First Time Homebuyer Mistakes To Avoid

Being a first-time home-buyer can be frightening simply because it is something you have not done before. It is an emotional process, which anyone making such a large purchase needs upfront information and knowledge. There are common mistakes that first-time home-buyers often make that perhaps you can avoid if you are reading this. Let this be part of your Home-buyer Guide.

1. Expecting Too Much for the Money – You cannot expect, unless you are wealthy, to purchase your dream home the first time you buy a house. It is likely you are just beginning so you will purchase a starter home that is good enough and within your budget. This allows you to build equity so that later you can purchase a larger home when you really need it. Stay within budget.

2. Not Understanding Their Market – Each community has a different market climate. Some areas have houses, which are languishing and staying on the market for months and even years. In others, they are being snapped up within hours of going on the market. Understand what it is like where you want to buy.

3. Not Seeking Advice from a Lender – A lender is separate from your real estate agent. You should go to them first before you even start the buying process. Let them check your credit and get you a preapproval letter, which you give to the real estate agent as an assurance to them that you can actually buy a house. If there is a problem with your credit, the lender will tell you what to do to fix it. If your credit is fine, they will tell you what to do to keep it that way.

4. Not Using the Services of an Experienced Buyer’s Agent – A buyer’s agent is someone who works on your behalf to get you the best deal. If you look at houses that a particular realtor has listed, it is likely that they will try to get you to buy at the highest possible price to increase their commission.

5. Not Understanding What You Can Really Afford – What the bank says you can afford and what you can really afford may be two different things. Aside from the cost of the mortgage, other factors come into play such as the cost of private mortgage insurance (PMI), taxes, and insurance. The lender can provide a list of expenses that will be included in your monthly payments.

Additionally, you must remember that you still have utilities, groceries to buy, and other necessities that are not included in the debt to income ratios (DTI). If you have childcare, and other maintenance payments, you must consider this in your own ability to pay.

This is where some individuals get into a little trouble once their loan is closed. They forget to think about the necessities.

6. Not Working on Credit before Entering the Process – Before you even think about going to a lender to get pre-approved, find out how your credit looks. Do not purchase things on credit, pay down debt (if needed), and show that you can handle revolving credit. Do not be late on any payments, even your cell phone bill. Sock every penny you can into your savings account.

The more you pay down on a home loan, the more equity, and a better loan product you will have.
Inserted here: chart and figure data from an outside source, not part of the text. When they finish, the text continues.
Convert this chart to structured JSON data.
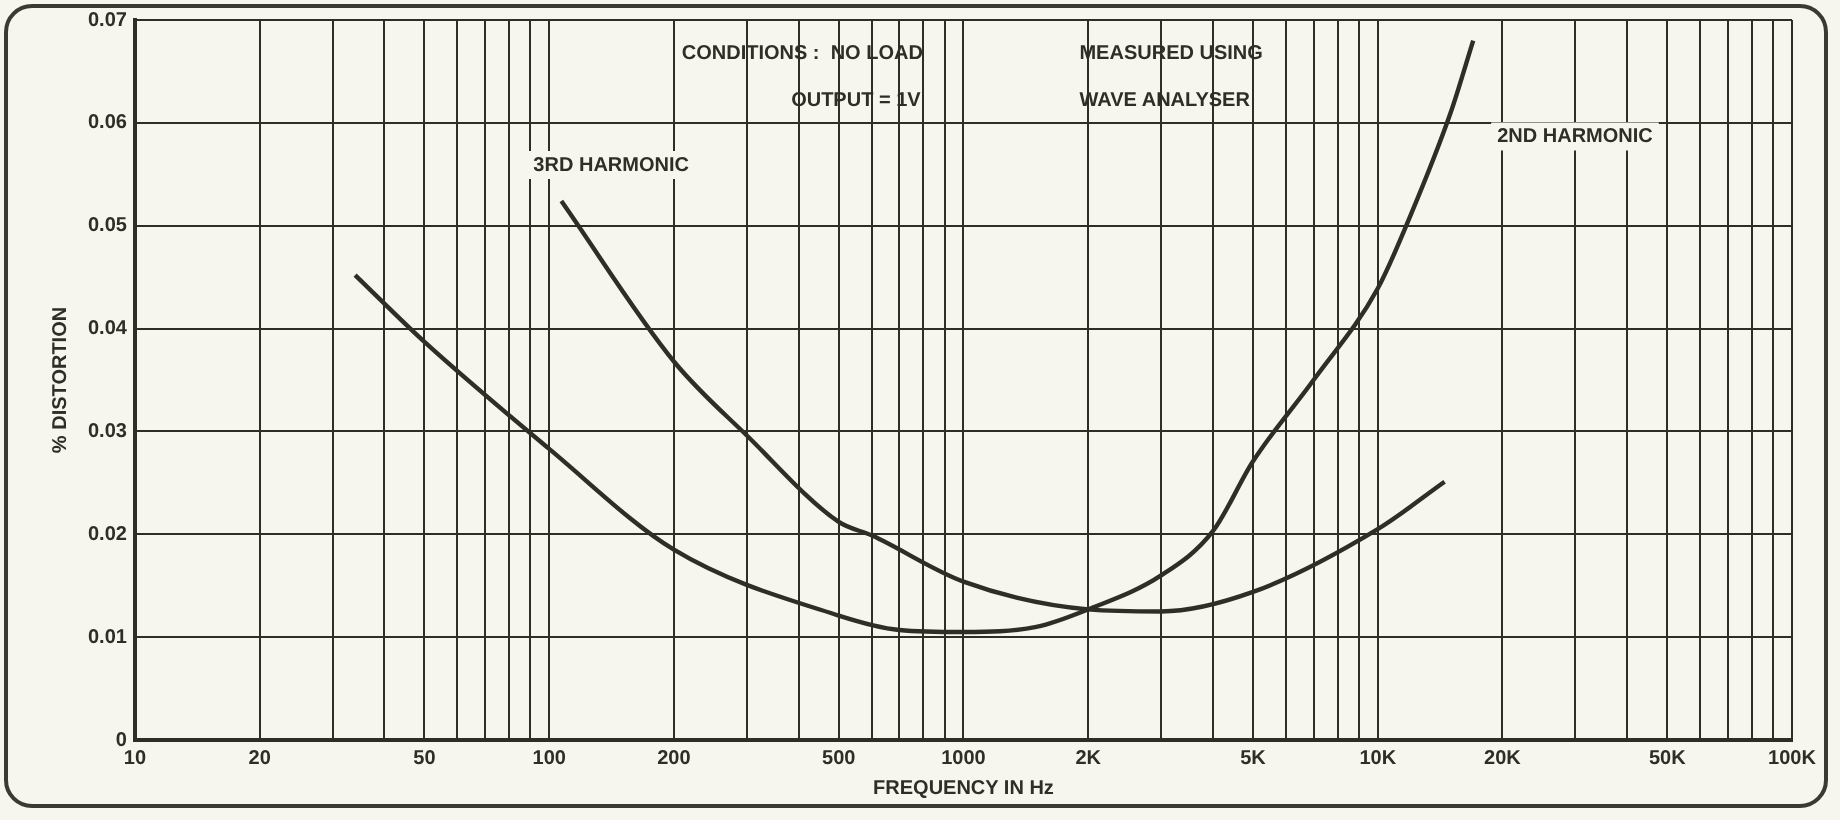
{
  "chart_data": {
    "type": "line",
    "xlabel": "FREQUENCY IN Hz",
    "ylabel": "% DISTORTION",
    "annotations": [
      "CONDITIONS :  NO LOAD",
      "OUTPUT = 1V",
      "MEASURED USING",
      "WAVE ANALYSER"
    ],
    "log": "x",
    "grid": true,
    "legend": false,
    "marker": "none",
    "line_style": "solid",
    "xlim": [
      10,
      100000
    ],
    "xticks": [
      10,
      20,
      {
        "value": 30,
        "label": null
      },
      {
        "value": 40,
        "label": null
      },
      50,
      {
        "value": 60,
        "label": null
      },
      {
        "value": 70,
        "label": null
      },
      {
        "value": 80,
        "label": null
      },
      {
        "value": 90,
        "label": null
      },
      100,
      200,
      {
        "value": 300,
        "label": null
      },
      {
        "value": 400,
        "label": null
      },
      500,
      {
        "value": 600,
        "label": null
      },
      {
        "value": 700,
        "label": null
      },
      {
        "value": 800,
        "label": null
      },
      {
        "value": 900,
        "label": null
      },
      1000,
      {
        "value": 2000,
        "label": "2K"
      },
      {
        "value": 3000,
        "label": null
      },
      {
        "value": 4000,
        "label": null
      },
      {
        "value": 5000,
        "label": "5K"
      },
      {
        "value": 6000,
        "label": null
      },
      {
        "value": 7000,
        "label": null
      },
      {
        "value": 8000,
        "label": null
      },
      {
        "value": 9000,
        "label": null
      },
      {
        "value": 10000,
        "label": "10K"
      },
      {
        "value": 20000,
        "label": "20K"
      },
      {
        "value": 30000,
        "label": null
      },
      {
        "value": 40000,
        "label": null
      },
      {
        "value": 50000,
        "label": "50K"
      },
      {
        "value": 60000,
        "label": null
      },
      {
        "value": 70000,
        "label": null
      },
      {
        "value": 80000,
        "label": null
      },
      {
        "value": 90000,
        "label": null
      },
      {
        "value": 100000,
        "label": "100K"
      }
    ],
    "ylim": [
      0,
      0.07
    ],
    "yticks": [
      0,
      0.01,
      0.02,
      0.03,
      0.04,
      0.05,
      0.06,
      0.07
    ],
    "series": [
      {
        "name": "3RD HARMONIC",
        "color": "#2e2e26",
        "x": [
          107,
          200,
          300,
          500,
          600,
          1000,
          2000,
          3000,
          5000,
          10000,
          14500
        ],
        "values": [
          0.0524,
          0.0368,
          0.0296,
          0.0212,
          0.0199,
          0.0154,
          0.0127,
          0.0125,
          0.0144,
          0.0205,
          0.0251
        ]
      },
      {
        "name": "2ND HARMONIC",
        "color": "#2e2e26",
        "x": [
          34,
          50,
          100,
          200,
          500,
          700,
          1000,
          1500,
          2000,
          3000,
          4000,
          5000,
          7000,
          10000,
          12000,
          15000,
          17000
        ],
        "values": [
          0.0452,
          0.0387,
          0.0283,
          0.0185,
          0.0121,
          0.0107,
          0.0105,
          0.011,
          0.0127,
          0.016,
          0.0203,
          0.0271,
          0.035,
          0.0439,
          0.051,
          0.061,
          0.068
        ]
      }
    ]
  }
}
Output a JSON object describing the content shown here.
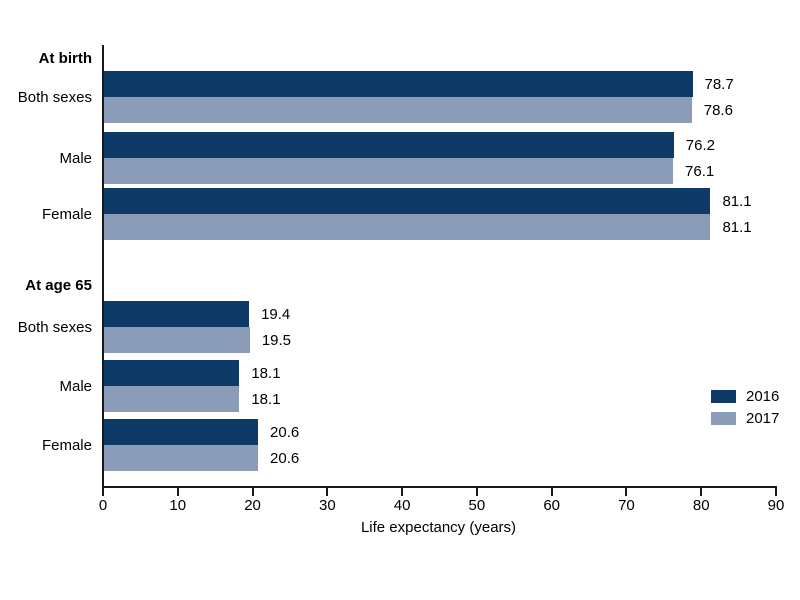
{
  "chart_data": {
    "type": "bar",
    "orientation": "horizontal",
    "title": "",
    "xlabel": "Life expectancy (years)",
    "ylabel": "",
    "xlim": [
      0,
      90
    ],
    "xticks": [
      0,
      10,
      20,
      30,
      40,
      50,
      60,
      70,
      80,
      90
    ],
    "grid": false,
    "axis_color": "#1a1a1a",
    "text_color": "#000000",
    "series": [
      {
        "name": "2016",
        "color": "#0e3a68"
      },
      {
        "name": "2017",
        "color": "#8a9cb8"
      }
    ],
    "groups": [
      {
        "label": "At birth",
        "items": [
          {
            "category": "Both sexes",
            "values": [
              78.7,
              78.6
            ],
            "value_labels": [
              "78.7",
              "78.6"
            ]
          },
          {
            "category": "Male",
            "values": [
              76.2,
              76.1
            ],
            "value_labels": [
              "76.2",
              "76.1"
            ]
          },
          {
            "category": "Female",
            "values": [
              81.1,
              81.1
            ],
            "value_labels": [
              "81.1",
              "81.1"
            ]
          }
        ]
      },
      {
        "label": "At age 65",
        "items": [
          {
            "category": "Both sexes",
            "values": [
              19.4,
              19.5
            ],
            "value_labels": [
              "19.4",
              "19.5"
            ]
          },
          {
            "category": "Male",
            "values": [
              18.1,
              18.1
            ],
            "value_labels": [
              "18.1",
              "18.1"
            ]
          },
          {
            "category": "Female",
            "values": [
              20.6,
              20.6
            ],
            "value_labels": [
              "20.6",
              "20.6"
            ]
          }
        ]
      }
    ],
    "legend": {
      "entries": [
        "2016",
        "2017"
      ],
      "position": "right-middle"
    }
  }
}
It will be easier to qualify, and the shock of a higher mortgage payment will be less.

7. Thinking Bank Owned Properties Are Affordable – While it looks cool on HGTV to watch the flippers buy a bank-owned property and flip it, it is not that easy. Once you are locked into a bank-owned transaction, it could take months and even a year.

8. Getting too Excited in Front of the Seller’s Agent – When you go to open houses, do not act too excited if you do find your dream house. Take pictures if you are allowed, stay calm and be non-committal, then call your buyer’s agent to help you with the deal.

9. Skipping Inspections – While inspections are an added expense, and money you cannot get back even if the transaction goes south, they are very important. Usually, the inspection process starts after you have made an offer house and what you are having inspected.

If anyone else has had an inspection recently and the seller has a copy of it and is willing to let you see it, you can choose to use that one, but do not skip without knowing what you are getting into. A couple hundred down the tube is a lot better than $200,000 down the tube.

10. Not Researching Neighborhoods – All houses are not equal, listings on some sources listed here will vary. The square footage may be the same; however, the amenities, condition, and structure are different. Once you have your pre-approval you can do some of your own search using sites like Trulia.com, Zillow.com, and real estate company’s websites to look at houses in the areas you want to live. This will help you understand the market more, and Zillow.com even tells you what they think the house is worth compared to what other houses are selling for in the area.

Note:

Zillow/Trulia: When beginning to look for a property you do not always get the exact/precise information, appraised values, or sales prices and they are only estimates or previous appraised values. Very often in some locations, the values are too high. This does depend upon where you live. Metropolitan areas will be easier than smaller areas. Some regions have fewer of the same comparable sales to work with. These sources have not inspected the property, or looked at the condition, as an appraiser will when he/she walks through the home. Rural property is much harder to value as comparable sales are not as plentiful.

You want to be sure that you are not offering more than the house is worth, and that the house is in quality shape.

Understanding the factors that go into play to purchase a house will help you avoid mistakes that many first-time home-buyers make.

First and foremost: always ask questions, never be thrown off until you get the answers and understanding of your questions. It does not matter how little it seems, you can never know too much.